Pourquoi tout devait être aussi terrifiant ? On n'aurait pas pu se rendre dans une adorable chaumière par exemple ?

Je pris une profonde inspiration et suivis le mâle dans les ténèbres.

Mes yeux mirent un certain temps à s'habituer à la pénombre des lieux. Nous nous trouvions dans un vaste hall, tellement recouvert de poussière que je ne pus me retenir de tousser, la gorge en feu. Ark me lança un coup d'œil amusé pendant que je m'étouffais. Sadique.

Malgré son aspect décrépit, l'endroit arborait encore les restes d'un glorieux passé. Un tapis de velours rouge brodé d'or s'étendait sur le sol, à moitié mangé par les mites. Des toiles raffinées avaient été dévorées par le feu, et les derniers lambeaux colorés s'agitaient mollement au gré des courants d'air. Je levai les yeux... Et je suspendis mon souffle.

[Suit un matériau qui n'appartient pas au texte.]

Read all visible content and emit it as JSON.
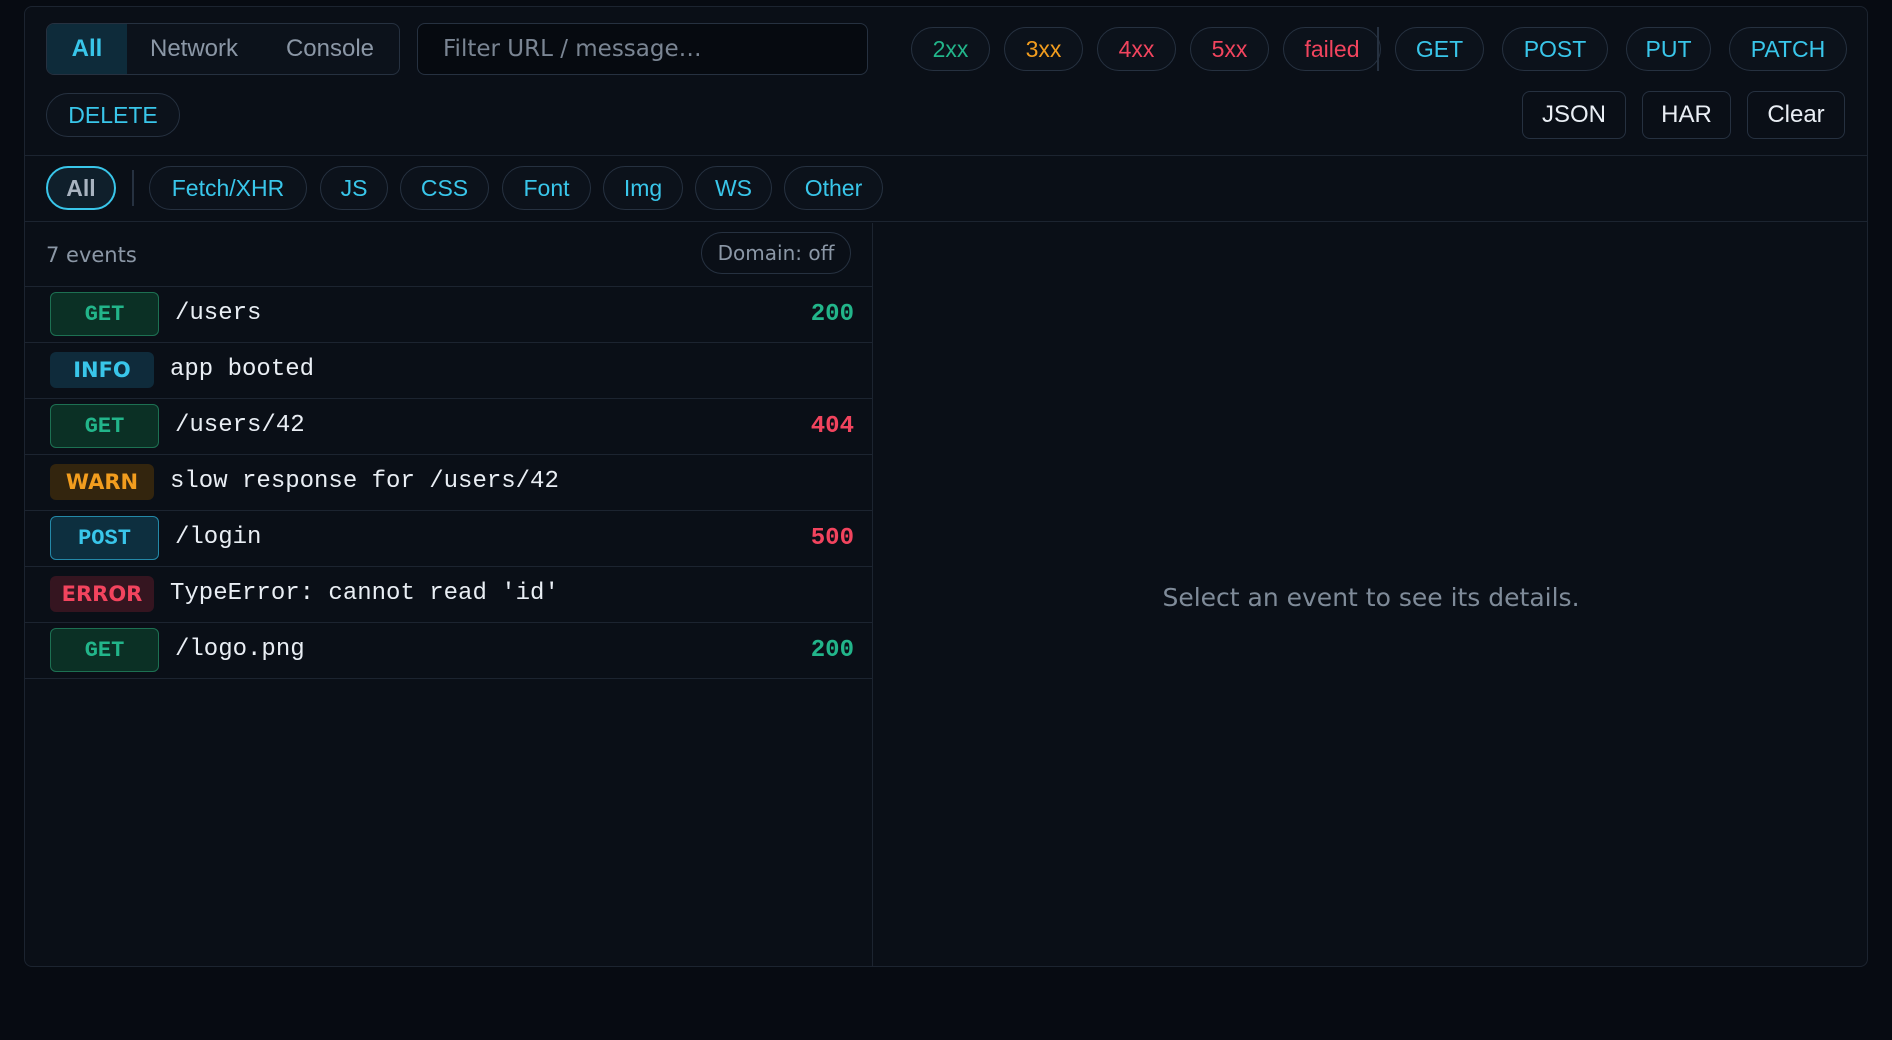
{
  "view_tabs": [
    "All",
    "Network",
    "Console"
  ],
  "search": {
    "placeholder": "Filter URL / message…"
  },
  "status_filters": [
    "2xx",
    "3xx",
    "4xx",
    "5xx",
    "failed"
  ],
  "method_filters": [
    "GET",
    "POST",
    "PUT",
    "PATCH",
    "DELETE"
  ],
  "actions": {
    "json": "JSON",
    "har": "HAR",
    "clear": "Clear"
  },
  "type_filters": [
    "All",
    "Fetch/XHR",
    "JS",
    "CSS",
    "Font",
    "Img",
    "WS",
    "Other"
  ],
  "list": {
    "count_label": "7 events",
    "domain_toggle": "Domain: off",
    "events": [
      {
        "badge": "GET",
        "text": "/users",
        "status": "200"
      },
      {
        "badge": "INFO",
        "text": "app booted"
      },
      {
        "badge": "GET",
        "text": "/users/42",
        "status": "404"
      },
      {
        "badge": "WARN",
        "text": "slow response for /users/42"
      },
      {
        "badge": "POST",
        "text": "/login",
        "status": "500"
      },
      {
        "badge": "ERROR",
        "text": "TypeError: cannot read 'id'"
      },
      {
        "badge": "GET",
        "text": "/logo.png",
        "status": "200"
      }
    ]
  },
  "details": {
    "empty_message": "Select an event to see its details."
  },
  "colors": {
    "accent": "#39c6ea",
    "success": "#22b58a",
    "warning": "#f29d1e",
    "error": "#f2445e"
  }
}
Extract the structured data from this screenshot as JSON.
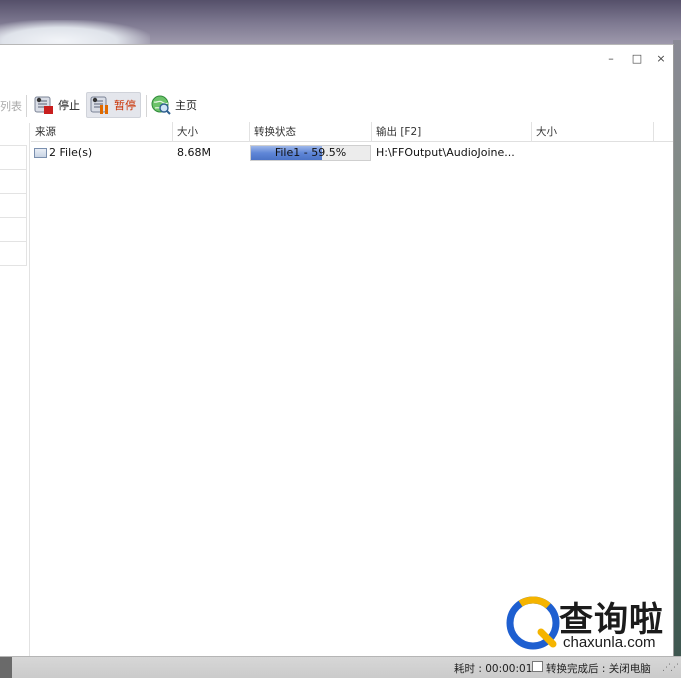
{
  "window_controls": {
    "minimize": "–",
    "maximize": "□",
    "close": "×"
  },
  "toolbar": {
    "left_fragment": "列表",
    "stop_label": "停止",
    "pause_label": "暂停",
    "home_label": "主页"
  },
  "columns": [
    "来源",
    "大小",
    "转换状态",
    "输出 [F2]",
    "大小"
  ],
  "rows": [
    {
      "source": "2 File(s)",
      "size": "8.68M",
      "status": "File1 - 59.5%",
      "progress": 0.595,
      "output": "H:\\FFOutput\\AudioJoine...",
      "out_size": ""
    }
  ],
  "statusbar": {
    "elapsed": "耗时 : 00:00:01",
    "shutdown_label": "转换完成后 : 关闭电脑",
    "shutdown_checked": false
  },
  "watermark": {
    "title": "查询啦",
    "url": "chaxunla.com"
  },
  "colors": {
    "progress_fill": "#5f86d7",
    "pause_active": "#c93000",
    "watermark_blue": "#1e5fd0"
  }
}
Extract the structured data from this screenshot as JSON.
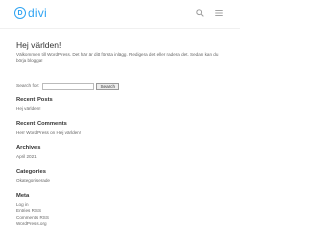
{
  "site": {
    "logo_mark": "D",
    "logo_text": "divi"
  },
  "header": {
    "search_icon": "search-icon",
    "menu_icon": "hamburger-menu-icon"
  },
  "post": {
    "title": "Hej världen!",
    "body": "Välkommen till WordPress. Det här är ditt första inlägg. Redigera det eller radera det. Sedan kan du börja blogga!"
  },
  "search": {
    "label": "Search for:",
    "value": "",
    "button": "Search"
  },
  "widgets": {
    "recent_posts": {
      "title": "Recent Posts",
      "items": [
        "Hej världen!"
      ]
    },
    "recent_comments": {
      "title": "Recent Comments",
      "items": [
        "Herr WordPress on Hej världen!"
      ]
    },
    "archives": {
      "title": "Archives",
      "items": [
        "April 2021"
      ]
    },
    "categories": {
      "title": "Categories",
      "items": [
        "Okategoriserade"
      ]
    },
    "meta": {
      "title": "Meta",
      "items": [
        "Log in",
        "Entries RSS",
        "Comments RSS",
        "WordPress.org"
      ]
    }
  },
  "colors": {
    "accent": "#2ea3f2",
    "heading": "#333333",
    "text": "#666666"
  }
}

Un majestueux escalier en colimaçon s'élançait vers le plafond. Il était constitué de deux volées de marches, qui s'enroulaient langoureusement l'une autour de l'autre, comme enlacées. Le marbre avait une légèreté irréelle, devenant presque impalpable avec le génie du sculpteur.

Un bijou d'architecture.

- Valhalt? Valhalt ? Descends, vieux fou!

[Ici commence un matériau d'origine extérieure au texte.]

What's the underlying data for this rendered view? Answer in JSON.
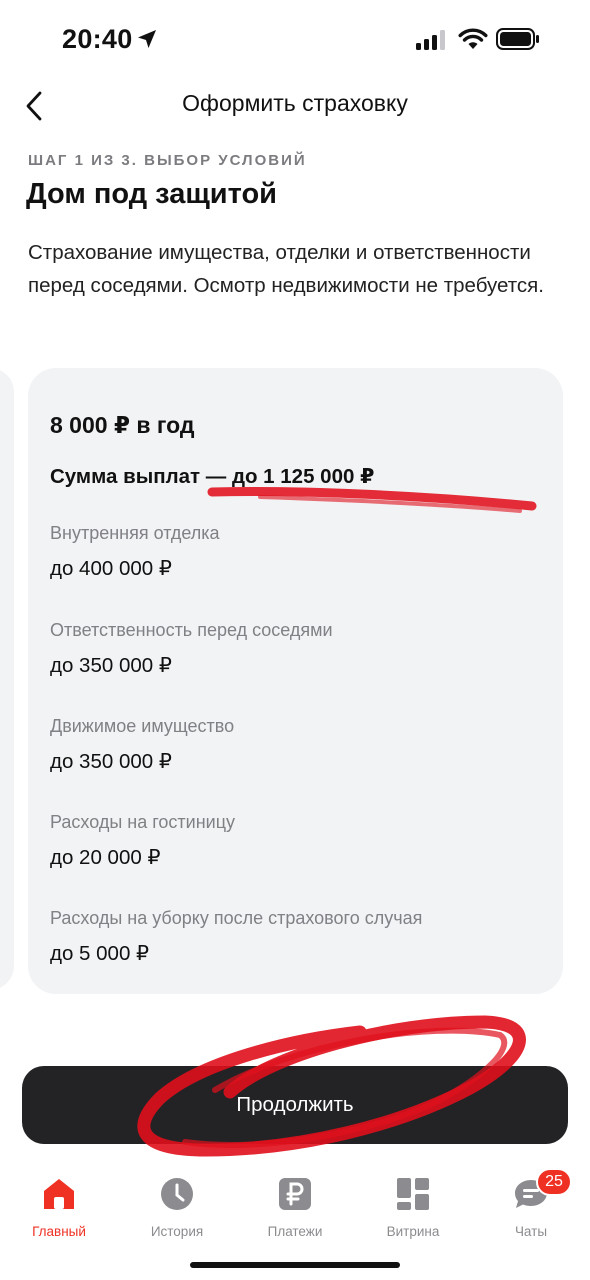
{
  "status_bar": {
    "time": "20:40"
  },
  "header": {
    "title": "Оформить страховку"
  },
  "step_label": "ШАГ 1 ИЗ 3. ВЫБОР УСЛОВИЙ",
  "page_title": "Дом под защитой",
  "description": "Страхование имущества, отделки и ответственности перед соседями. Осмотр недвижимости не требуется.",
  "card": {
    "price": "8 000 ₽ в год",
    "total": "Сумма выплат — до 1 125 000 ₽",
    "coverages": [
      {
        "label": "Внутренняя отделка",
        "value": "до 400 000 ₽"
      },
      {
        "label": "Ответственность перед соседями",
        "value": "до 350 000 ₽"
      },
      {
        "label": "Движимое имущество",
        "value": "до 350 000 ₽"
      },
      {
        "label": "Расходы на гостиницу",
        "value": "до 20 000 ₽"
      },
      {
        "label": "Расходы на уборку после страхового случая",
        "value": "до 5 000 ₽"
      }
    ]
  },
  "continue_button": {
    "label": "Продолжить"
  },
  "tabs": [
    {
      "label": "Главный",
      "icon": "home-icon",
      "active": true
    },
    {
      "label": "История",
      "icon": "clock-icon"
    },
    {
      "label": "Платежи",
      "icon": "ruble-icon"
    },
    {
      "label": "Витрина",
      "icon": "grid-icon"
    },
    {
      "label": "Чаты",
      "icon": "chat-icon",
      "badge": "25"
    }
  ],
  "colors": {
    "accent": "#ef3124",
    "button": "#232326",
    "card": "#f2f3f5",
    "muted": "#808085"
  }
}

La voix rauque du général brisa le charme. Je clignai les yeux, agacée.

Le mâle portait nerveusement la main à l'épée, tapotant de ses doigts pâles la garde d'or.

- Nerveux?

Pour toute réponse, il me foudroya du regard.

Charmant.

Soudain, un rire résonna dans l'obscurité. Je me figeai.

Ce n'était pas un rire amusé. Ni même joyeux. Non, ce rire était effrayant.
L'inconnu s'esclaffait d'une manière presque obscène, exagérant ses ricanements au point de les réduire à une parodie d'humanité. Cela me fit soudainement penser aux cris suraigus que poussaient les hiènes en encerclant leur proie. L'inconnu n'avait plus rien d'humain.

Je jetai un regard horrifié à mon partenaire, qui m'ignora. Ark ne semblait ressentir qu'une grande indifférence.

- Je sais que tu es là... Sors, j'ai un marché à te proposer.

Le murmure rauque du mâle interrompit le rire de Valhalt. Avec un craquement, je vis quelque chose bouger dans la pénombre. Peu à peu, la chose s'approcha du rayon de lumière filtrant de la porte. Je vis tout d'abord apparaître deux pieds crasseux, recouverts de poils grisâtres dont les ongles jaunes avaient pris la forme de griffes. Ensuite, deux jambes squelettiques, tremblantes, semblant à peine capables de supporter le poids du corps. Enfin, le visage de Valhalt s'offrit à nous dans toute son effrayante laideur.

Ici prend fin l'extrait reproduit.